11 May, 2018
Applicability of the Arbitration and Conciliation Act (Amendment) Act, 2015 to pending arbitration/ court proceedings
The Supreme Court (‘SC’) in Board of Control for Cricket in India v. Kochi Cricket Private Limited5 has decided on whether the amendments introduced to the Arbitration and Conciliation Act, 1996 on October 23, 2015 (‘Commencement Date’), would be applicable to pending arbitration/court proceedings, which came into force.
AZB & Partners successfully represented Kochi Cricket Private Limited in defending the decision of the Bombay High Court (‘Bombay HC’) on the applicability of the amended Section 36 to a pending challenge to an arbitral award filed under Section 34 of the Act. Under the amended Section 36, a party cannot obtain an automatic stay of an arbitral award (and may be required to deposit security for the amount in dispute), whilst the challenge to the award was pending in Court. The issue before the SC was whether amended Section 36 would apply to a Section 34 challenge proceeding, which was filed before the Commencement Date.
The SC held that the amendment is prospective in nature, and will apply to those arbitral proceedings commencing, on or after the Commencement Date. However, only the amended Section 36 will be applicable to Section 34 applications filed both before and after the Commencement Date even if the arbitral proceedings were initiated prior to such date.

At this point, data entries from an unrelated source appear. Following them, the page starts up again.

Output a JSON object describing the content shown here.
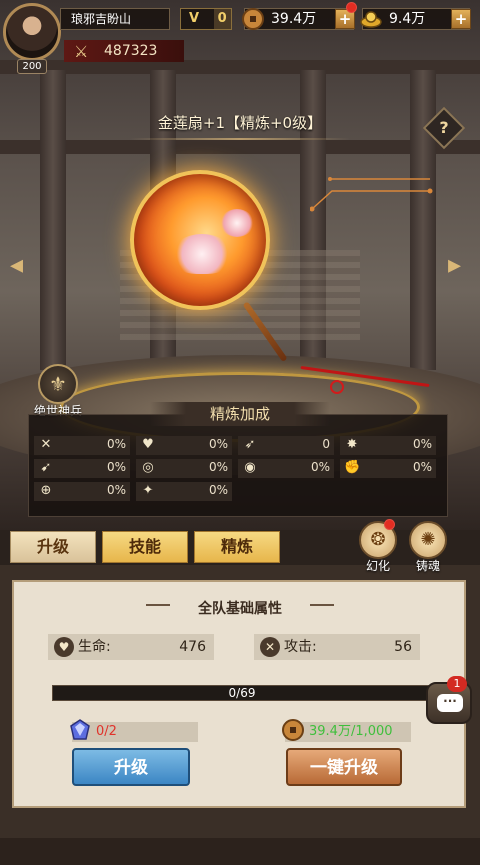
{
  "player": {
    "name": "琅邪吉盼山",
    "level": "200",
    "power": "487323"
  },
  "vip": {
    "label": "V",
    "value": "0"
  },
  "currencies": [
    {
      "name": "coin",
      "value": "39.4万"
    },
    {
      "name": "gold",
      "value": "9.4万"
    }
  ],
  "plus_symbol": "+",
  "item": {
    "title": "金莲扇+1【精炼+0级】",
    "help": "?"
  },
  "divine_weapon": {
    "label": "绝世神兵"
  },
  "refine": {
    "title": "精炼加成",
    "stats": [
      {
        "icon": "attack-icon",
        "value": "0%"
      },
      {
        "icon": "heart-icon",
        "value": "0%"
      },
      {
        "icon": "boot-icon",
        "value": "0"
      },
      {
        "icon": "crit-icon",
        "value": "0%"
      },
      {
        "icon": "wing-icon",
        "value": "0%"
      },
      {
        "icon": "swirl-icon",
        "value": "0%"
      },
      {
        "icon": "target-icon",
        "value": "0%"
      },
      {
        "icon": "strength-icon",
        "value": "0%"
      },
      {
        "icon": "aim-icon",
        "value": "0%"
      },
      {
        "icon": "dodge-icon",
        "value": "0%"
      }
    ]
  },
  "tabs": [
    {
      "label": "升级",
      "active": true
    },
    {
      "label": "技能",
      "active": false
    },
    {
      "label": "精炼",
      "active": false
    }
  ],
  "side_buttons": [
    {
      "label": "幻化"
    },
    {
      "label": "铸魂"
    }
  ],
  "team_attrs": {
    "title": "全队基础属性",
    "hp": {
      "label": "生命:",
      "value": "476"
    },
    "atk": {
      "label": "攻击:",
      "value": "56"
    }
  },
  "exp": {
    "text": "0/69",
    "progress": 0
  },
  "chat": {
    "badge": "1"
  },
  "costs": [
    {
      "name": "gem",
      "value": "0/2",
      "color": "#e0322a"
    },
    {
      "name": "coin",
      "value": "39.4万/1,000",
      "color": "#3fbf3c"
    }
  ],
  "buttons": {
    "upgrade": "升级",
    "one_key_upgrade": "一键升级"
  },
  "colors": {
    "accent_gold": "#e7b64b",
    "blue_button": "#3c86c4",
    "orange_button": "#b86a36",
    "red": "#e22d22"
  }
}
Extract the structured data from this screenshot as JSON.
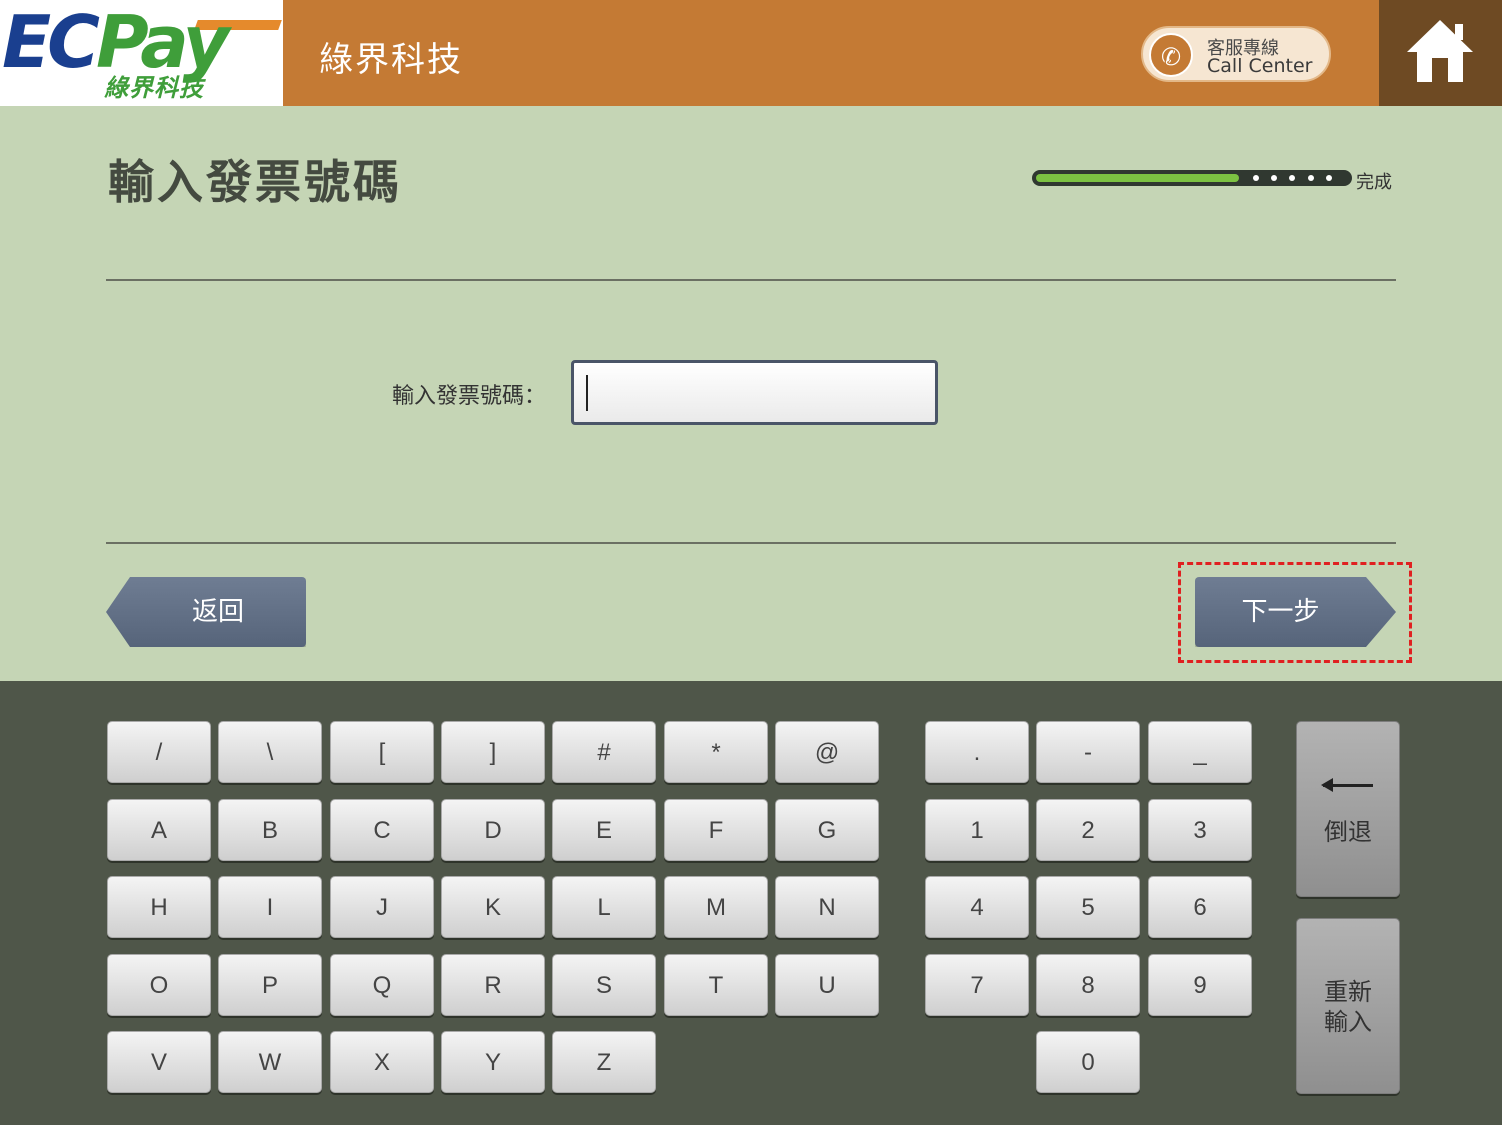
{
  "header": {
    "logo_main_ec": "EC",
    "logo_main_pay": "Pay",
    "logo_sub": "綠界科技",
    "brand_name": "綠界科技",
    "call_center_line1": "客服專線",
    "call_center_line2": "Call Center"
  },
  "page": {
    "title": "輸入發票號碼",
    "progress_label": "完成",
    "progress_fraction": 0.65,
    "progress_remaining_steps": 5,
    "field_label": "輸入發票號碼：",
    "input_value": ""
  },
  "nav": {
    "back_label": "返回",
    "next_label": "下一步"
  },
  "keyboard": {
    "symbols": [
      "/",
      "\\",
      "[",
      "]",
      "#",
      "*",
      "@"
    ],
    "letters": [
      [
        "A",
        "B",
        "C",
        "D",
        "E",
        "F",
        "G"
      ],
      [
        "H",
        "I",
        "J",
        "K",
        "L",
        "M",
        "N"
      ],
      [
        "O",
        "P",
        "Q",
        "R",
        "S",
        "T",
        "U"
      ],
      [
        "V",
        "W",
        "X",
        "Y",
        "Z"
      ]
    ],
    "numpad": [
      [
        ".",
        "-",
        "_"
      ],
      [
        "1",
        "2",
        "3"
      ],
      [
        "4",
        "5",
        "6"
      ],
      [
        "7",
        "8",
        "9"
      ],
      [
        "0"
      ]
    ],
    "backspace_label": "倒退",
    "reset_label": "重新輸入"
  },
  "colors": {
    "brand_orange": "#c47a34",
    "home_brown": "#6e4a23",
    "content_bg": "#c5d5b5",
    "keyboard_bg": "#4f5649",
    "progress_green": "#7cc242",
    "highlight_red": "#e02020"
  }
}
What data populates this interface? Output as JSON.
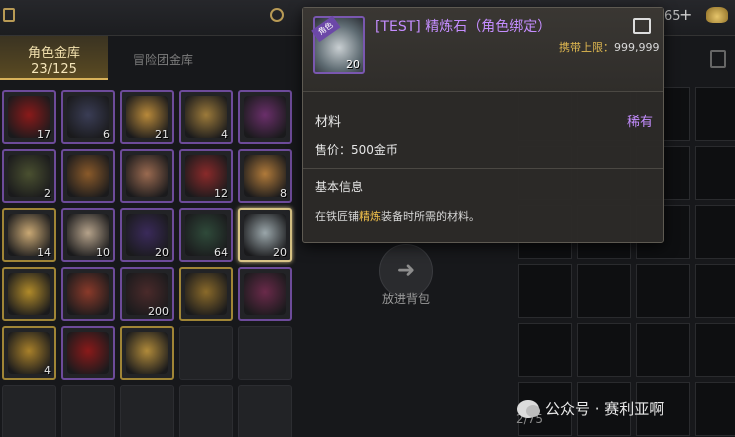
{
  "topbar": {
    "gold_count": "65",
    "plus_label": "+",
    "icons": [
      "lock-icon",
      "settings-icon",
      "gold-bag-icon"
    ]
  },
  "tabs": {
    "character_storage": {
      "label": "角色金库",
      "count": "23/125"
    },
    "adventure_storage": {
      "label": "冒险团金库"
    }
  },
  "inventory": {
    "slots": [
      {
        "icon": "rose-icon",
        "qty": "17",
        "rarity": "rare",
        "color": "#8a1a1a"
      },
      {
        "icon": "bomb-pouch-icon",
        "qty": "6",
        "rarity": "rare",
        "color": "#3a3d55"
      },
      {
        "icon": "scroll-map-icon",
        "qty": "21",
        "rarity": "rare",
        "color": "#b8893a"
      },
      {
        "icon": "treasure-chest-icon",
        "qty": "4",
        "rarity": "rare",
        "color": "#9c7a3a"
      },
      {
        "icon": "purple-ticket-icon",
        "qty": "",
        "rarity": "rare",
        "color": "#6a2f6a"
      },
      {
        "icon": "backpack-icon",
        "qty": "2",
        "rarity": "rare",
        "color": "#4a5030"
      },
      {
        "icon": "gold-sack-icon",
        "qty": "",
        "rarity": "rare",
        "color": "#8a5a2a"
      },
      {
        "icon": "recipe-paper-icon",
        "qty": "",
        "rarity": "rare",
        "color": "#9a6a50"
      },
      {
        "icon": "flower-bouquet-icon",
        "qty": "12",
        "rarity": "rare",
        "color": "#8a2a2a"
      },
      {
        "icon": "gift-box-icon",
        "qty": "8",
        "rarity": "rare",
        "color": "#b07a3a"
      },
      {
        "icon": "certificate-icon",
        "qty": "14",
        "rarity": "unique",
        "color": "#c9a874"
      },
      {
        "icon": "potion-bottle-icon",
        "qty": "10",
        "rarity": "rare",
        "color": "#b5a28a"
      },
      {
        "icon": "dark-vial-icon",
        "qty": "20",
        "rarity": "rare",
        "color": "#3a2a5a"
      },
      {
        "icon": "green-vial-icon",
        "qty": "64",
        "rarity": "rare",
        "color": "#2f4a3a"
      },
      {
        "icon": "refining-stone-icon",
        "qty": "20",
        "rarity": "rare",
        "color": "#9aa6aa",
        "selected": true
      },
      {
        "icon": "gold-coin-icon",
        "qty": "",
        "rarity": "unique",
        "color": "#b08a2a"
      },
      {
        "icon": "mystery-box-icon",
        "qty": "",
        "rarity": "rare",
        "color": "#8a3a2a"
      },
      {
        "icon": "wine-bottle-icon",
        "qty": "200",
        "rarity": "rare",
        "color": "#4a2a2a"
      },
      {
        "icon": "mystery-box-icon",
        "qty": "",
        "rarity": "unique",
        "color": "#8a6a2a"
      },
      {
        "icon": "jester-hat-icon",
        "qty": "",
        "rarity": "rare",
        "color": "#6a2a4a"
      },
      {
        "icon": "golden-leaf-icon",
        "qty": "4",
        "rarity": "unique",
        "color": "#a8802a"
      },
      {
        "icon": "red-orb-sword-icon",
        "qty": "",
        "rarity": "rare",
        "color": "#8a1a1a"
      },
      {
        "icon": "golden-box-icon",
        "qty": "",
        "rarity": "unique",
        "color": "#b08a3a"
      }
    ],
    "total_slots": 30
  },
  "transfer": {
    "label": "放进背包",
    "icon": "arrow-right-icon"
  },
  "storage_right": {
    "page": "2/75"
  },
  "tooltip": {
    "item_name": "[TEST] 精炼石（角色绑定）",
    "icon_tag": "角色",
    "icon_qty": "20",
    "carry_limit_label": "携带上限：",
    "carry_limit_value": "999,999",
    "category": "材料",
    "rarity": "稀有",
    "price": "售价：500金币",
    "basic_info": "基本信息",
    "desc_before": "在铁匠铺",
    "desc_highlight": "精炼",
    "desc_after": "装备时所需的材料。"
  },
  "watermark": {
    "text": "公众号 · 赛利亚啊"
  },
  "colors": {
    "accent_gold": "#d8b25a",
    "rarity_purple": "#c48dff",
    "highlight_yellow": "#f2c14b"
  }
}
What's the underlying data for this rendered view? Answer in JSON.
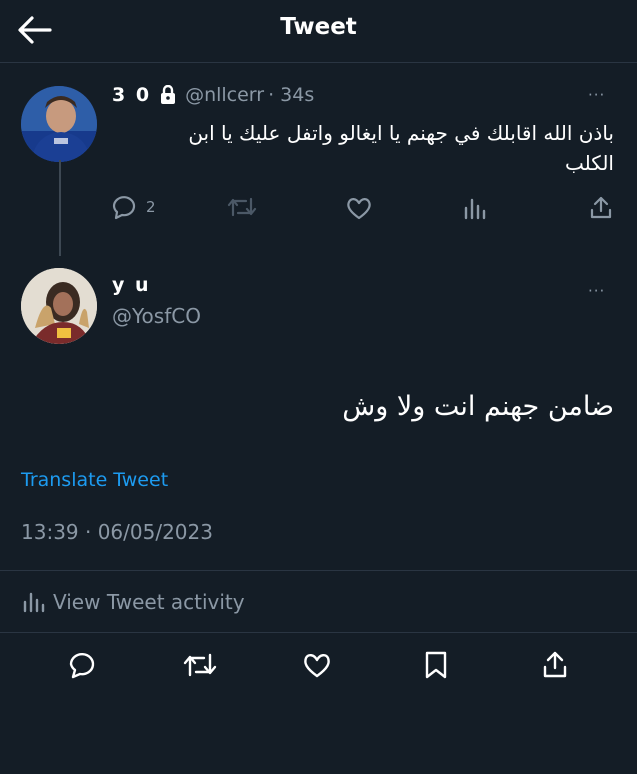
{
  "header": {
    "title": "Tweet",
    "back_icon": "arrow-left-icon"
  },
  "parent_tweet": {
    "display_name": "3 0",
    "lock_icon": "lock-icon",
    "handle": "@nllcerr",
    "time": "· 34s",
    "more": "···",
    "text_line1": "باذن الله اقابلك في جهنم يا ايغالو واتفل عليك يا ابن",
    "text_line2": "الكلب",
    "reply_count": "2"
  },
  "main_tweet": {
    "display_name": "y u",
    "handle": "@YosfCO",
    "more": "···",
    "text": "ضامن جهنم انت ولا وش",
    "translate_label": "Translate Tweet",
    "timestamp": "13:39 · 06/05/2023",
    "activity_label": "View Tweet activity"
  },
  "colors": {
    "background": "#141d26",
    "accent": "#1d9bf0",
    "muted": "#8b98a5",
    "divider": "#2a3542"
  }
}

The SC has interestingly also opined on the proposed Section 87 of the Arbitration and Conciliation (Amendment) Bill, 2018 (‘Bill’), approved by the Cabinet of Ministers on March 7, 2018, which stipulates that the amendment introduced in 2015 does not apply to Court proceedings arising out of or in relation to arbitral proceedings which commenced prior to the Commencement Date, irrespective of whether such Court proceedings commenced prior to or after the Commencement Date. In fact, the SC has observed that the proposed Section 87 would defeat the specific purpose of the amendment.
Whether foreign law firms / foreign lawyers are permitted to practice in India?
The SC in Bar Council of India v. A.K. Balaji and Ors.6 was called upon to decide the question of whether foreign law firms / foreign lawyers are permitted to practice in India and held that foreign law firms/companies and foreign lawyers cannot practice Indian law in India either in relation to litigation or non litigation matters. However, there is no bar on foreign law firms or foreign lawyers visiting India for temporary periods, on a ‘fly in and fly out’ basis for the purpose of giving legal advice to their clients in India regarding foreign law or their own system of law and on diverse international legal issues. The expression ‘fly in and fly out’ will only cover a casual visit, not amounting to ‘practice’. Whether a foreign lawyer is limiting itself to ‘fly in and fly out’ would be determined by the Bar Council of India. However, the Bar Council of India or the Union of India will be at liberty to make appropriate rules in this regard, including extending the Code of Ethics to such cases.
With regard to the conduct of arbitration proceedings by foreign lawyers in India, the SC held that there is no absolute right of a foreign lawyer to conduct arbitration proceedings in respect of disputes arising out of a contract relating to the international commercial arbitration. In some cases, foreign lawyers may not be debarred from conducting arbitration proceedings arising out of international commercial arbitration in view of Sections 32 and 33 of the Advocates Act, 1961 (‘Advocates Act’). However, they will be governed by code of conduct applicable to the legal profession in India.
Business process outsourcing companies do not come within the purview of the Advocates Act or the Bar Council of India Rules. However, if in pith and substance the services amount to practice of law, then the provisions of the Advocates Act will apply and foreign lawyers/law firms will not be allowed to do so.
Supreme Court grants Recognition to “Living Wills”
The SC, in its judgment dated March 9, 2018 in the case of Common Cause (A Regd. Society) v. Union of India and Another,7 gave recognition to “living wills” by terminally ill patients, and held that the right to life and liberty as envisaged under Article 21 of the Constitution of India includes the right to live with dignity.
The SC further observed that the right to live with dignity also includes the smoothening of the process of dying in case of a terminally ill patient or a person in a persistent vegetative state with no hope of recovery.
The SC drew a distinction between active euthanasia and passive euthanasia as the former entails a positive affirmative act, while the latter relates to withdrawal of life support measures or withholding of medical treatment meant for artificially prolonging life. Further, the SC provided that directions and guidelines laid down by it to give effect to passive euthanasia will remain in force till a legislation is passed by the Parliament on this subject.
5 2018 SCC Online SC 232.
6 2018 SCC Online SC 214.
7 Writ Petition (Civil) No. 215 of 2005.